# Redwood soffit (exterior)



## Skip (Dec 4, 2011)

Any suggestions for a semigloss clear coat to put on exterior redwood soffit??? I was thinking of Mccloskeys spar varnish (oil)??? Any input appreciated - Thanks


----------



## Gough (Nov 24, 2010)

Having had to strip my share of varnished soffits, I'd suggest you go another direction...any other direction. My first inclination would be to take a look at Sikkens or a semi-transparent stain, but I'm sure there are others here who are familiar with a wider range of materials.


----------



## Jmayspaint (Mar 26, 2013)

The best clear I ever used on wood soffits (pine) was Sikkens TGl satin. They have renamed it now to 'Door and Window, I think.

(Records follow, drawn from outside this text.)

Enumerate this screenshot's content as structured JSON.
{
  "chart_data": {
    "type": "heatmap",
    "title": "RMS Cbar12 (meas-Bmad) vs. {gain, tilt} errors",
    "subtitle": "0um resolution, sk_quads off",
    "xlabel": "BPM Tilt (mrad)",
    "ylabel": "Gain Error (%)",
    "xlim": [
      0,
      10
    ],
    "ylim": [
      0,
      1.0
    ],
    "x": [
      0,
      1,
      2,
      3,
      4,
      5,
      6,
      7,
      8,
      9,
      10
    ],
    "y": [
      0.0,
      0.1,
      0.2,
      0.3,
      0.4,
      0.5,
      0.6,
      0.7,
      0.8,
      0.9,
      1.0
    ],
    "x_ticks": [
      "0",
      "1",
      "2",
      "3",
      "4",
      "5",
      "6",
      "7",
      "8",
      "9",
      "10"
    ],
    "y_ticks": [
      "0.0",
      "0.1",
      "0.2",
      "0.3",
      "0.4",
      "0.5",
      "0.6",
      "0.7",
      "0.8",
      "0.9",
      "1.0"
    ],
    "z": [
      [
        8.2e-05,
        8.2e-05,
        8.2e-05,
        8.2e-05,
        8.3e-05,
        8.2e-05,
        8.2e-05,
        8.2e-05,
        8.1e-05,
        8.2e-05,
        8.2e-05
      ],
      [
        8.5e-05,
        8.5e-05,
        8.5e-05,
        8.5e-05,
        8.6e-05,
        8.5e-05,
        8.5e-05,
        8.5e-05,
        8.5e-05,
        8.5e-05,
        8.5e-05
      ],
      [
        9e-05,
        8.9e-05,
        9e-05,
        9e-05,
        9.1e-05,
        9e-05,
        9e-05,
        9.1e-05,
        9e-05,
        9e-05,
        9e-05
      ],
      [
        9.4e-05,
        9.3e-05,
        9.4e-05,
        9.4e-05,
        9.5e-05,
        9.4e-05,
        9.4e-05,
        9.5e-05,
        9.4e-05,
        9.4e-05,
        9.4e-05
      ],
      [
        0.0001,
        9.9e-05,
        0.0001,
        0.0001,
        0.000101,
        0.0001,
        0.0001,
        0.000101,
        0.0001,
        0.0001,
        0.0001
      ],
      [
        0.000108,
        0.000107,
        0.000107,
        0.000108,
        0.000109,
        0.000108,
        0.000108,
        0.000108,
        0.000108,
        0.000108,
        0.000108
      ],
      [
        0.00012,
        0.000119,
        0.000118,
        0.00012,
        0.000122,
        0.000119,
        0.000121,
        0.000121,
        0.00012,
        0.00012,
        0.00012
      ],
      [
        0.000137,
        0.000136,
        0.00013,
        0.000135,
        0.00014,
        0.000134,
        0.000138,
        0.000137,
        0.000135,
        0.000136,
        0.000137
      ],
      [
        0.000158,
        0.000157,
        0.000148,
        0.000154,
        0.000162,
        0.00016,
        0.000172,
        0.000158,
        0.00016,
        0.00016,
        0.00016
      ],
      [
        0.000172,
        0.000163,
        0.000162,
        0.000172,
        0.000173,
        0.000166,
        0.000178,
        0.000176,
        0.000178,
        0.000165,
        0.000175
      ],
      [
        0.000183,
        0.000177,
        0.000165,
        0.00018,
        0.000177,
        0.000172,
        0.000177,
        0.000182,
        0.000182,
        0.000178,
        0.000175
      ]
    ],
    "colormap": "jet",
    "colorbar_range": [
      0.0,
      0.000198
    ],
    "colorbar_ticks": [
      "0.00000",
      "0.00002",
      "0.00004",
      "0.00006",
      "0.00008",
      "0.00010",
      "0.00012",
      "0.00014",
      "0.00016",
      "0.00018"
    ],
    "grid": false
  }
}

Nine years later it still looks great. 

The Sikkens maintaince is clear too, but not made to go directly on raw wood. 

Spar wouldn't be my first choice either. Although I'm not farmillar with Mccloskeys.


----------



## Gough (Nov 24, 2010)

Jmayspaint said:


> The best clear I ever used on wood soffits (pine) was Sikkens TGl satin. They have renamed it now to 'Door and Window, I think. Nine years later it still looks great.
> 
> The Sikkens maintaince is clear too, but not made to go directly on raw wood.
> 
> Spar wouldn't be my first choice either. Although I'm not farmillar with Mccloskeys.

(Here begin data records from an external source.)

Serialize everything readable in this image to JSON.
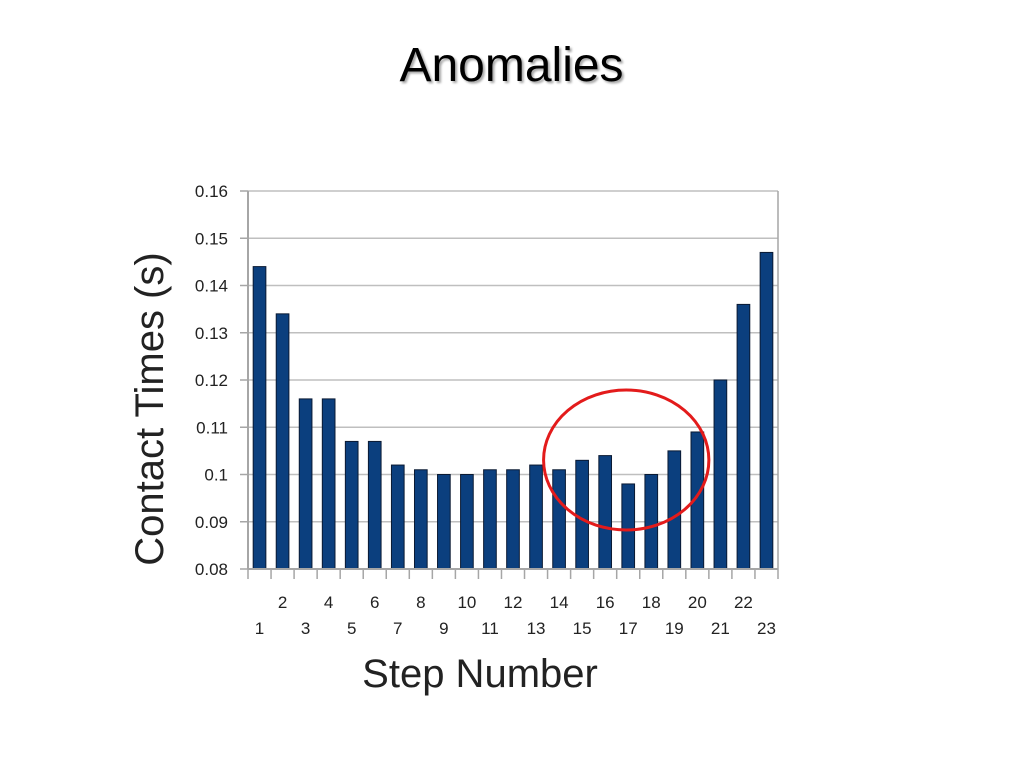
{
  "slide": {
    "title": "Anomalies"
  },
  "chart_data": {
    "type": "bar",
    "title": "",
    "xlabel": "Step Number",
    "ylabel": "Contact Times (s)",
    "categories": [
      "1",
      "2",
      "3",
      "4",
      "5",
      "6",
      "7",
      "8",
      "9",
      "10",
      "11",
      "12",
      "13",
      "14",
      "15",
      "16",
      "17",
      "18",
      "19",
      "20",
      "21",
      "22",
      "23"
    ],
    "values": [
      0.144,
      0.134,
      0.116,
      0.116,
      0.107,
      0.107,
      0.102,
      0.101,
      0.1,
      0.1,
      0.101,
      0.101,
      0.102,
      0.101,
      0.103,
      0.104,
      0.098,
      0.1,
      0.105,
      0.109,
      0.12,
      0.136,
      0.147
    ],
    "ylim": [
      0.08,
      0.16
    ],
    "yticks": [
      "0.08",
      "0.09",
      "0.1",
      "0.11",
      "0.12",
      "0.13",
      "0.14",
      "0.15",
      "0.16"
    ],
    "grid": true,
    "legend": "none",
    "highlight": {
      "shape": "ellipse",
      "around_categories": [
        "14",
        "20"
      ],
      "color": "#e31b1b"
    },
    "colors": {
      "bar": "#0b3f7e",
      "bar_outline": "#0a1a33",
      "grid": "#bfbfbf",
      "axis": "#a6a6a6"
    }
  }
}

The best part about Door and Window is the maintenance coats: wash, let dry, re-coat. Spar varnish, including McCloskey's is an entirely different story; one that doesn't have a happy ending.


----------



## MikeCalifornia (Aug 26, 2012)

I would just coat it with a deck material, clear or toner. It will never see the light of day, so you won't have to worry about it wearing out and they are DTW.


----------